Novelty detection in topic tracking
Please cite this item using this persistent URLhttp://hdl.handle.net/11693/15148
News portals provide many services to the news consumers such as information retrieval, personalized information filtering, summarization and news clustering. Additionally, many news portals using multiple sources enable their users to evaluate developments from different perspectives by richening the content. However, increasing number of sources and incoming news makes it difficult for news consumers to find news of their interest in news portals. Different types of organizational operations are applied to ease browsing over the news for this reason. New event detection and tracking (NEDT) is one of these operations which aims to organize news with respect to the events that they report. NEDT may not also be enough by itself to satisfy the news consumers’ needs because of the repetitions of information that may occur in the tracking news of a topic due to usage of multiple sources. In this thesis, we investigate usage of novelty detection (ND) in tracking news of a topic. For this aim, we built a Turkish ND experimental collection, BilNov, consisting of 59 topics with an average of 51 tracking news.
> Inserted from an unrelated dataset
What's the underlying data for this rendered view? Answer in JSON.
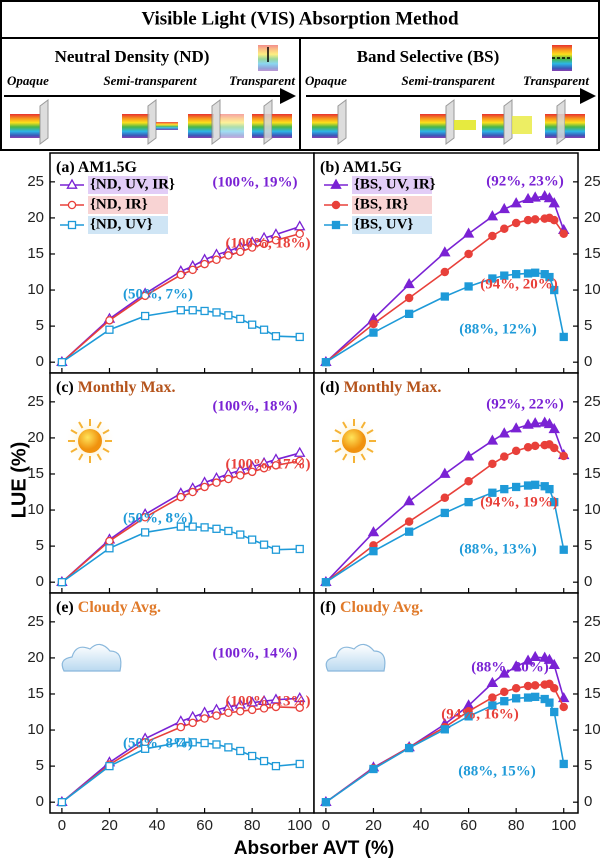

We propose usage of three methods; cosine similarity-based ND method, language model-based ND method and cover coefficient-based ND method. Additionally, we experiment on category-based threshold learning which has not been worked on previously in ND literature. We also provide some experimental pointers for ND in Turkish such as restriction of document vector lengths and smoothing methods. Finally, we experiment on TREC Novelty Track 2004 dataset. Experiments conducted by using BilNov show that language model-based ND method outperforms other two methods significantly and category-based threshold learning has promising results when compared to general threshold learning.